Since 2008, San Francisco rockers The Fresh & Onlys have put out three LPs, two EPs and a host of singles. Then there’s the copious amount of side-projects that individual members of the band have undertaken. Long Slow Dance (or LSD, if you prefer) is the latest in this long, almost machine-like, line of releases.
Nothing about what they do is anything new, especially given the scene that they come from, but they still have plenty of good songs to back up their pleasant, blogosphere-friendly aesthetic. Their sound is hazy, twangy and easy-going. But the primary reason why this album is such a joy to listen to is because they make it feel so effortless. Some bands might be accused as coming across as knackered on their fourth album (especially in as many years) but that isn’t the case here. On the contrary, these guys are energised and fired up.
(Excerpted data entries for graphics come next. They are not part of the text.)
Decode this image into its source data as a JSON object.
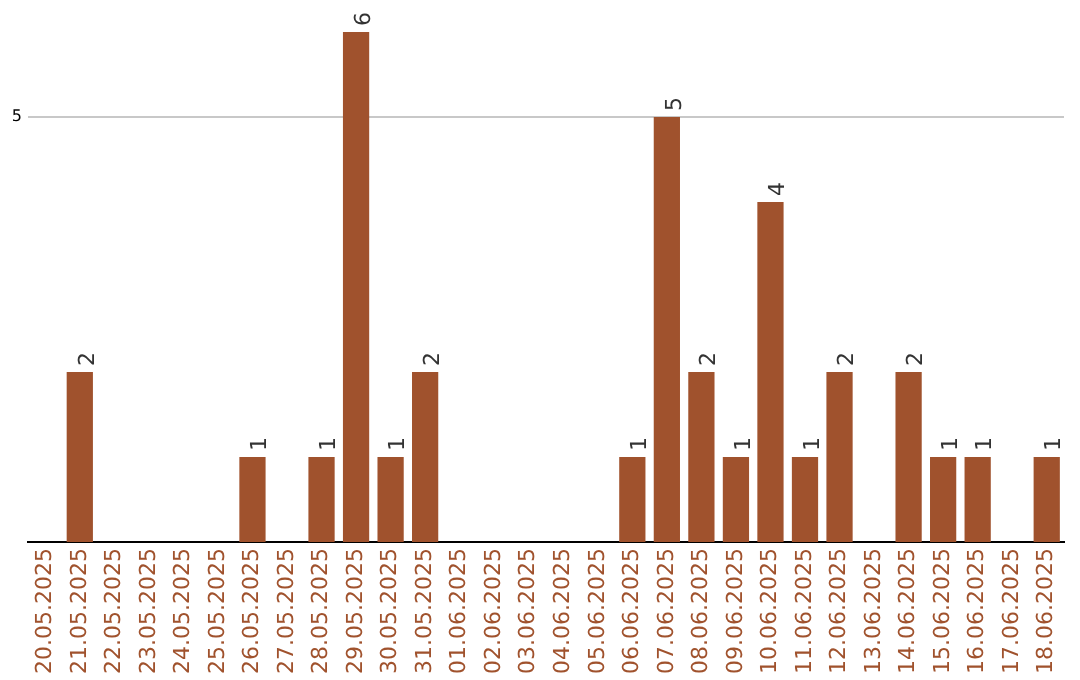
{
  "chart_data": {
    "type": "bar",
    "categories": [
      "20.05.2025",
      "21.05.2025",
      "22.05.2025",
      "23.05.2025",
      "24.05.2025",
      "25.05.2025",
      "26.05.2025",
      "27.05.2025",
      "28.05.2025",
      "29.05.2025",
      "30.05.2025",
      "31.05.2025",
      "01.06.2025",
      "02.06.2025",
      "03.06.2025",
      "04.06.2025",
      "05.06.2025",
      "06.06.2025",
      "07.06.2025",
      "08.06.2025",
      "09.06.2025",
      "10.06.2025",
      "11.06.2025",
      "12.06.2025",
      "13.06.2025",
      "14.06.2025",
      "15.06.2025",
      "16.06.2025",
      "17.06.2025",
      "18.06.2025"
    ],
    "values": [
      0,
      2,
      0,
      0,
      0,
      0,
      1,
      0,
      1,
      6,
      1,
      2,
      0,
      0,
      0,
      0,
      0,
      1,
      5,
      2,
      1,
      4,
      1,
      2,
      0,
      2,
      1,
      1,
      0,
      1
    ],
    "value_labels": [
      null,
      "2",
      null,
      null,
      null,
      null,
      "1",
      null,
      "1",
      "6",
      "1",
      "2",
      null,
      null,
      null,
      null,
      null,
      "1",
      "5",
      "2",
      "1",
      "4",
      "1",
      "2",
      null,
      "2",
      "1",
      "1",
      null,
      "1"
    ],
    "color": "#a0522d",
    "ref_lines": [
      {
        "axis": "y",
        "value": 5,
        "label": "5",
        "color": "#c8c8c8"
      }
    ],
    "legend": false
  }
}
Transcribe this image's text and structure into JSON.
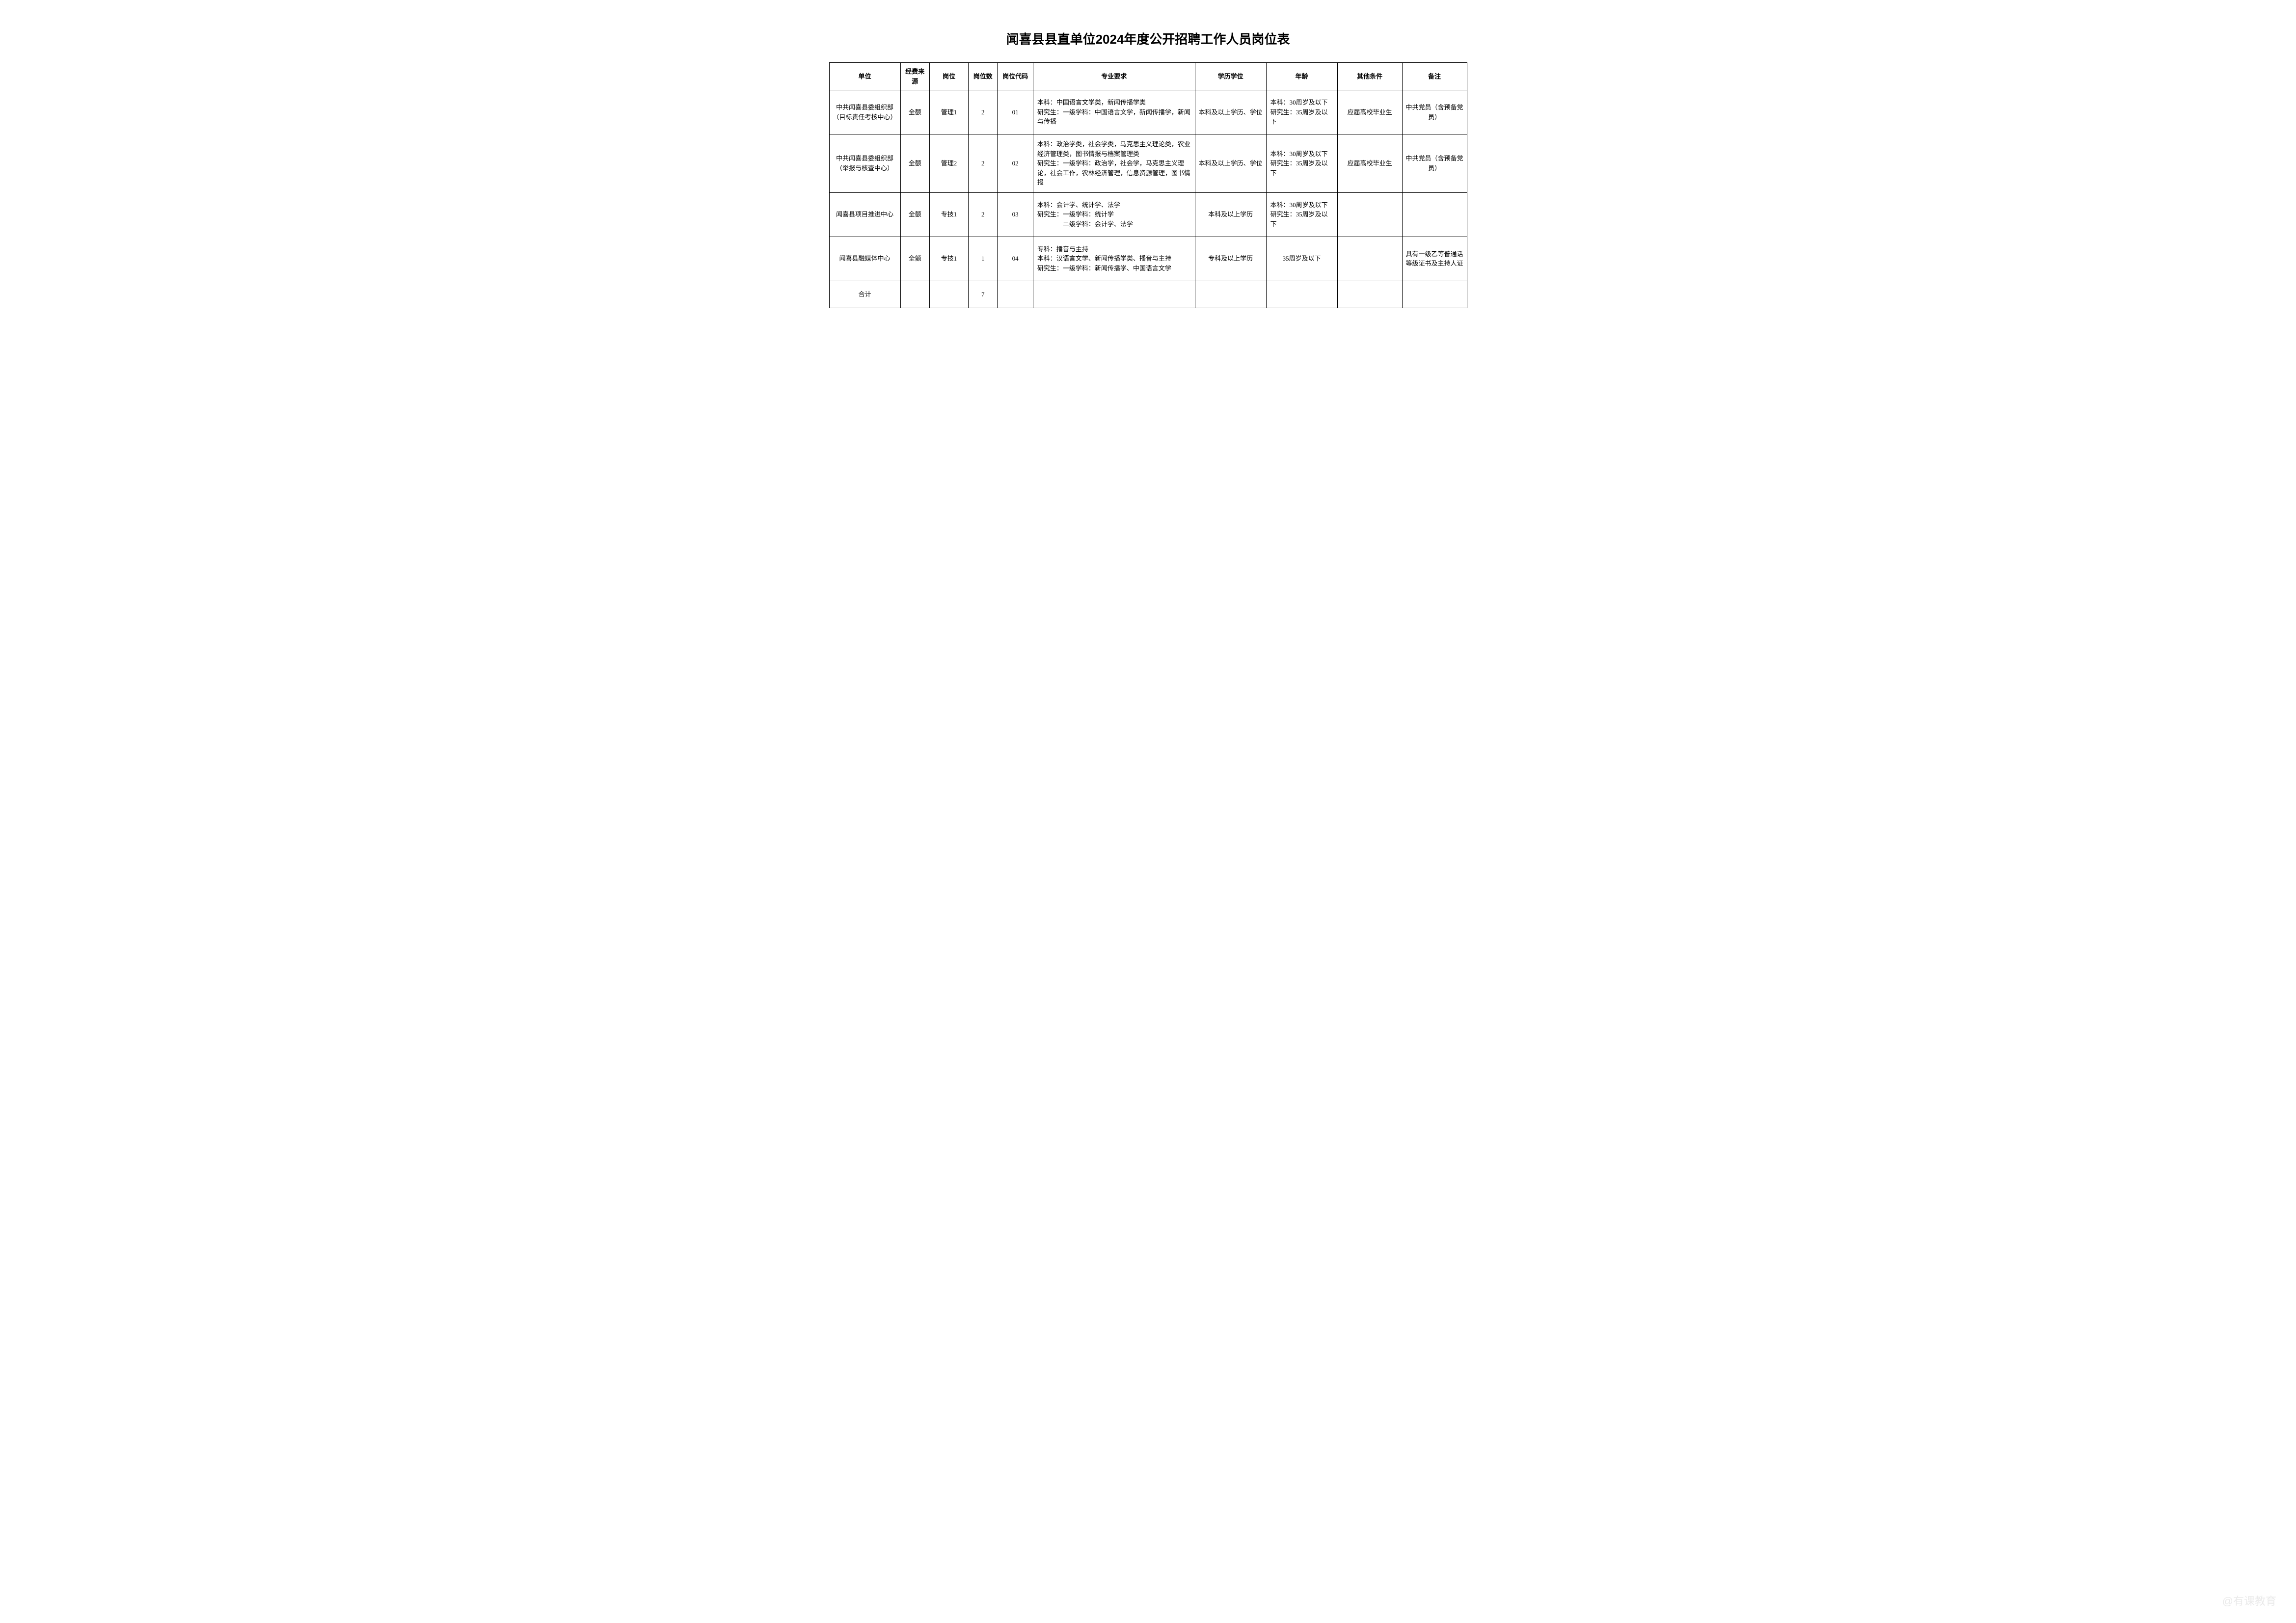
{
  "title": "闻喜县县直单位2024年度公开招聘工作人员岗位表",
  "headers": {
    "unit": "单位",
    "funding": "经费来源",
    "position": "岗位",
    "count": "岗位数",
    "code": "岗位代码",
    "major": "专业要求",
    "education": "学历学位",
    "age": "年龄",
    "other": "其他条件",
    "remark": "备注"
  },
  "rows": [
    {
      "unit": "中共闻喜县委组织部（目标责任考核中心）",
      "funding": "全额",
      "position": "管理1",
      "count": "2",
      "code": "01",
      "major": "本科：中国语言文学类，新闻传播学类\n研究生：一级学科：中国语言文学，新闻传播学，新闻与传播",
      "education": "本科及以上学历、学位",
      "age": "本科：30周岁及以下\n研究生：35周岁及以下",
      "other": "应届高校毕业生",
      "remark": "中共党员（含预备党员）"
    },
    {
      "unit": "中共闻喜县委组织部（举报与核查中心）",
      "funding": "全额",
      "position": "管理2",
      "count": "2",
      "code": "02",
      "major": "本科：政治学类，社会学类，马克思主义理论类，农业经济管理类，图书情报与档案管理类\n研究生：一级学科：政治学，社会学，马克思主义理论，社会工作，农林经济管理，信息资源管理，图书情报",
      "education": "本科及以上学历、学位",
      "age": "本科：30周岁及以下\n研究生：35周岁及以下",
      "other": "应届高校毕业生",
      "remark": "中共党员（含预备党员）"
    },
    {
      "unit": "闻喜县项目推进中心",
      "funding": "全额",
      "position": "专技1",
      "count": "2",
      "code": "03",
      "major": "本科：会计学、统计学、法学\n研究生：一级学科：统计学\n　　　　二级学科：会计学、法学",
      "education": "本科及以上学历",
      "age": "本科：30周岁及以下\n研究生：35周岁及以下",
      "other": "",
      "remark": ""
    },
    {
      "unit": "闻喜县融媒体中心",
      "funding": "全额",
      "position": "专技1",
      "count": "1",
      "code": "04",
      "major": "专科：播音与主持\n本科：汉语言文学、新闻传播学类、播音与主持\n研究生：一级学科：新闻传播学、中国语言文学",
      "education": "专科及以上学历",
      "age": "35周岁及以下",
      "other": "",
      "remark": "具有一级乙等普通话等级证书及主持人证"
    }
  ],
  "total": {
    "label": "合计",
    "count": "7"
  },
  "watermark": "@有课教育",
  "styling": {
    "background_color": "#ffffff",
    "border_color": "#000000",
    "text_color": "#000000",
    "title_fontsize": 26,
    "cell_fontsize": 13,
    "watermark_color": "#dddddd",
    "column_widths_pct": [
      11,
      4.5,
      6,
      4.5,
      5.5,
      25,
      11,
      11,
      10,
      10
    ]
  }
}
If you care to look at the 12 tunes here on a basic level, they are impeccably crafted, irresistibly catchy and varied. Fire Alarm is the kind of cheery three-minute burst that would get the even the most stubborn of dancers shaking their limbs as is the extremely infectious No Regard. Presence Of Mind is the standout though, for its lush and dreamy tones that instantly transport you to sunnier and more picturesque destinations.
However, when they let down their hook-guard, they can conjure up some boisterous out-and-out rockers at blistering pace. The best of these is the expansive and exhilarating Foolish Person, which goes on for a compelling six minutes. It spends the first half of its running time setting the mood and getting everything in place before they put their foot on the accelerator pedal (which in this instance is marked ‘overdrive’).
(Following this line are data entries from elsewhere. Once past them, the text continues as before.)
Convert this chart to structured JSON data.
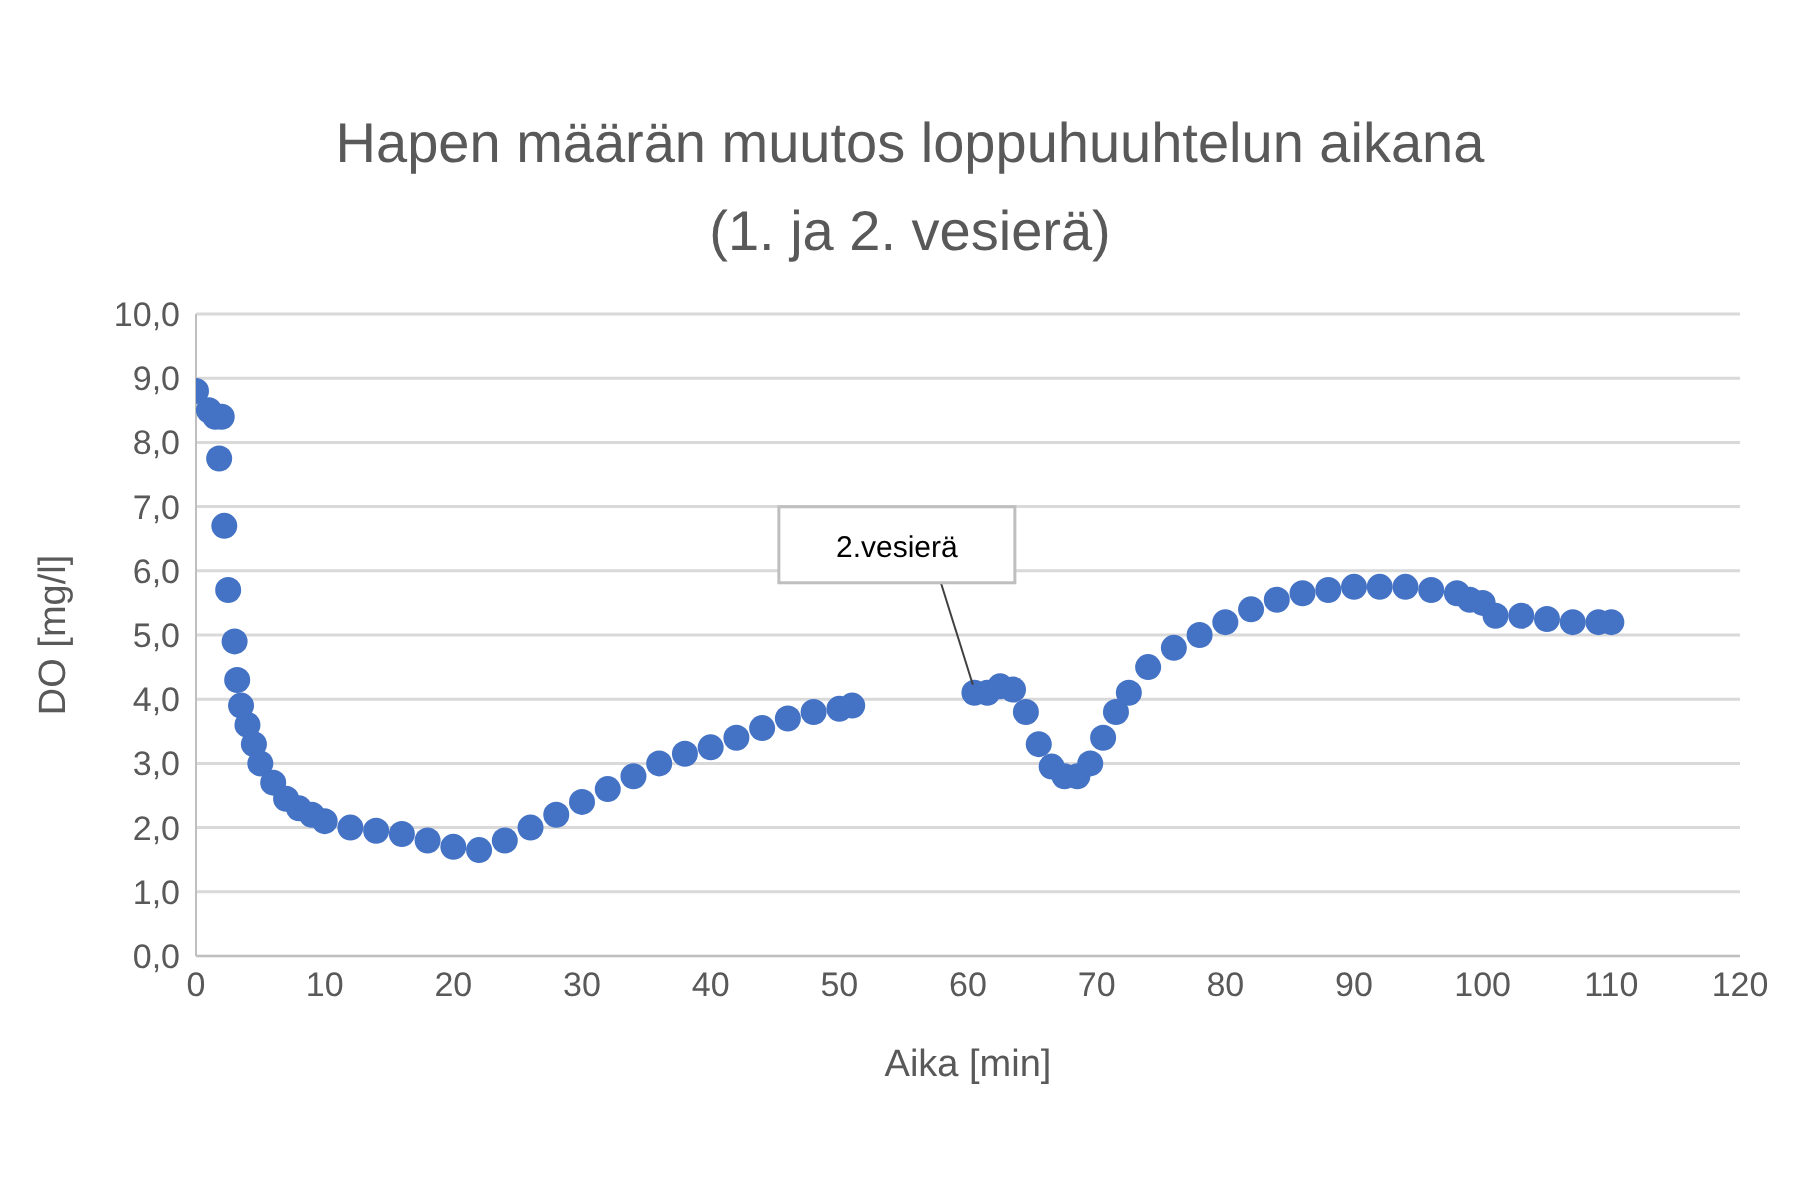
{
  "chart_data": {
    "type": "scatter",
    "title": "Hapen määrän muutos loppuhuuhtelun aikana",
    "subtitle": "(1. ja 2. vesierä)",
    "xlabel": "Aika [min]",
    "ylabel": "DO [mg/l]",
    "annotations": [
      {
        "text": "2.vesierä",
        "x": 61,
        "y": 4.1
      }
    ],
    "x": [
      0,
      1,
      1.5,
      2,
      1.8,
      2.2,
      2.5,
      3,
      3.2,
      3.5,
      4,
      4.5,
      5,
      6,
      7,
      8,
      9,
      10,
      12,
      14,
      16,
      18,
      20,
      22,
      24,
      26,
      28,
      30,
      32,
      34,
      36,
      38,
      40,
      42,
      44,
      46,
      48,
      50,
      51,
      60.5,
      61.5,
      62.5,
      63.5,
      64.5,
      65.5,
      66.5,
      67.5,
      68.5,
      69.5,
      70.5,
      71.5,
      72.5,
      74,
      76,
      78,
      80,
      82,
      84,
      86,
      88,
      90,
      92,
      94,
      96,
      98,
      99,
      100,
      101,
      103,
      105,
      107,
      109,
      110
    ],
    "series": [
      {
        "color": "#4472c4",
        "values": [
          8.8,
          8.5,
          8.4,
          8.4,
          7.75,
          6.7,
          5.7,
          4.9,
          4.3,
          3.9,
          3.6,
          3.3,
          3.0,
          2.7,
          2.45,
          2.3,
          2.2,
          2.1,
          2.0,
          1.95,
          1.9,
          1.8,
          1.7,
          1.65,
          1.8,
          2.0,
          2.2,
          2.4,
          2.6,
          2.8,
          3.0,
          3.15,
          3.25,
          3.4,
          3.55,
          3.7,
          3.8,
          3.85,
          3.9,
          4.1,
          4.1,
          4.2,
          4.15,
          3.8,
          3.3,
          2.95,
          2.8,
          2.8,
          3.0,
          3.4,
          3.8,
          4.1,
          4.5,
          4.8,
          5.0,
          5.2,
          5.4,
          5.55,
          5.65,
          5.7,
          5.75,
          5.75,
          5.75,
          5.7,
          5.65,
          5.55,
          5.5,
          5.3,
          5.3,
          5.25,
          5.2,
          5.2,
          5.2
        ]
      }
    ],
    "xlim": [
      0,
      120
    ],
    "xticks": [
      0,
      10,
      20,
      30,
      40,
      50,
      60,
      70,
      80,
      90,
      100,
      110,
      120
    ],
    "ylim": [
      0,
      10
    ],
    "yticks": [
      {
        "value": 0,
        "label": "0,0"
      },
      {
        "value": 1,
        "label": "1,0"
      },
      {
        "value": 2,
        "label": "2,0"
      },
      {
        "value": 3,
        "label": "3,0"
      },
      {
        "value": 4,
        "label": "4,0"
      },
      {
        "value": 5,
        "label": "5,0"
      },
      {
        "value": 6,
        "label": "6,0"
      },
      {
        "value": 7,
        "label": "7,0"
      },
      {
        "value": 8,
        "label": "8,0"
      },
      {
        "value": 9,
        "label": "9,0"
      },
      {
        "value": 10,
        "label": "10,0"
      }
    ],
    "grid": "y",
    "legend": false,
    "marker": "circle"
  }
}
There’s also the odd moment here and there that’s either dramatic or unexpected. Take Back The Night comes very close to being a show-stealer with guitar melodies that border on the theatrical, but that title is reserved for the astonishingly beautiful Wanna Do Right By You. It’s only 96 seconds long and is instrumentally sparse save for a delicate piano notes and some laid-back acoustic guitar strums, but it is dazzling in its stripped-down nature as Tim Cohen’s croon juxtaposes nicely with the gorgeous backing harmonies.
So many bands from the West Coast have tried to make LPs that linger long in the memory but plenty of these efforts have run out of steam towards the end. It may well be experience that ensures that The Fresh & Onlys avoid falling through the same trapdoor, but it’s arguably more to do with the fact that they’re solid songwriters. In both being muscular and sparkly, they have made a brilliant album that makes being in a band sound like the most fun thing in the world.